Sustainable fashion in this case, becomes a front for the aesthetic of environmental action rather than enforcing consumers to be at the front line of an eco-conscious lifestyle. To illustrate the connection of this deluded sense of environmentalism some consumers have to enclothed cognition, we can have a look at this marketing campaign by ZARA below.

ZARA “Join Life” Campaign

ZARA has received major backlash for their unethical practices however through just looking at the campaign design, we observe clothes marketed in a manner that is natural, down to earth yet stylish. The symbolic meaning of the clothes advertised here is that they are made from the “natural” materials around them, while the physical experience of wearing them makes one feel like the kind of person who stands with nature, rather than against it. This way, we can see that consumers can easily fall into the trap of wishing to fit the aesthetic of sustainable fashion from companies who have a track record of engaging in practices that are far from sustainable.

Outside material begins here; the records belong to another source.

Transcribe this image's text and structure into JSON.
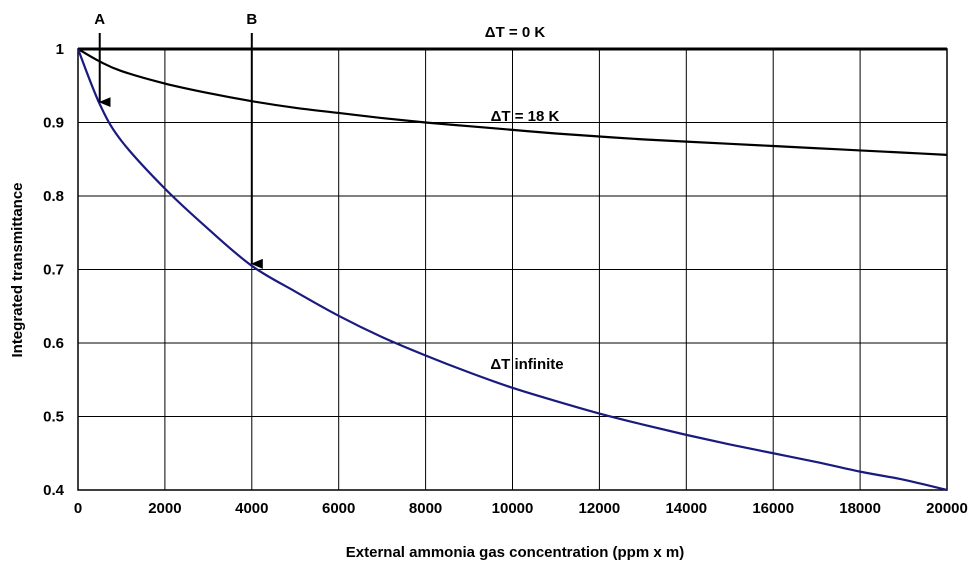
{
  "chart_data": {
    "type": "line",
    "title": "",
    "xlabel": "External ammonia gas concentration (ppm x m)",
    "ylabel": "Integrated transmittance",
    "xlim": [
      0,
      20000
    ],
    "ylim": [
      0.4,
      1.0
    ],
    "grid": true,
    "x_ticks": [
      "0",
      "2000",
      "4000",
      "6000",
      "8000",
      "10000",
      "12000",
      "14000",
      "16000",
      "18000",
      "20000"
    ],
    "y_ticks": [
      "0.4",
      "0.5",
      "0.6",
      "0.7",
      "0.8",
      "0.9",
      "1"
    ],
    "x": [
      0,
      500,
      1000,
      2000,
      3000,
      4000,
      5000,
      6000,
      7000,
      8000,
      9000,
      10000,
      11000,
      12000,
      13000,
      14000,
      15000,
      16000,
      17000,
      18000,
      19000,
      20000
    ],
    "series": [
      {
        "name": "ΔT = 0 K",
        "color": "#000000",
        "values": [
          1.0,
          1.0,
          1.0,
          1.0,
          1.0,
          1.0,
          1.0,
          1.0,
          1.0,
          1.0,
          1.0,
          1.0,
          1.0,
          1.0,
          1.0,
          1.0,
          1.0,
          1.0,
          1.0,
          1.0,
          1.0,
          1.0
        ]
      },
      {
        "name": "ΔT = 18 K",
        "color": "#000000",
        "values": [
          1.0,
          0.983,
          0.97,
          0.953,
          0.94,
          0.929,
          0.92,
          0.913,
          0.906,
          0.9,
          0.895,
          0.89,
          0.885,
          0.881,
          0.877,
          0.874,
          0.871,
          0.868,
          0.865,
          0.862,
          0.859,
          0.856
        ]
      },
      {
        "name": "ΔT infinite",
        "color": "#1a1a80",
        "values": [
          1.0,
          0.925,
          0.875,
          0.81,
          0.755,
          0.705,
          0.67,
          0.637,
          0.608,
          0.583,
          0.56,
          0.539,
          0.521,
          0.504,
          0.489,
          0.475,
          0.462,
          0.45,
          0.438,
          0.425,
          0.414,
          0.4
        ]
      }
    ],
    "annotations": [
      {
        "text": "A",
        "x": 500,
        "arrow_from": 1.0,
        "arrow_to": 0.925
      },
      {
        "text": "B",
        "x": 4000,
        "arrow_from": 1.0,
        "arrow_to": 0.705
      }
    ]
  }
}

Through the examples discussed above, we can see that there is a significant social element that is attached to the clothes we wear. However, we must draw our attention back to the earliest records of human history with our attachment to some accessorised article. Us human beings are social and dynamic creatures who rely heavily on the environment not just on cues for survival but also for meaning. As a result of this, we take a part of the environment to customise it in a way that connects us to our surroundings and this extends beyond the clothes and accessories we wear. While we now live in a world that for the most part provides us with the bare necessities for survival, the attachment we have to our surroundings relies heavily on a search for meaning –  now more than ever. The clothes we wear throughout the day, act as small pieces in the puzzle of life and our role in it. With this, I would like readers to  pause before they decide to buy a new pair of jeans, or a trendy dress and ask themselves what story does this piece of cloth tell you about yourself. If the meaning attached to your shopping choices comes from what the social world tells you would make you happier, smarter, successful or the like, then maybe it’s time you invest in creating your own brand of meaning.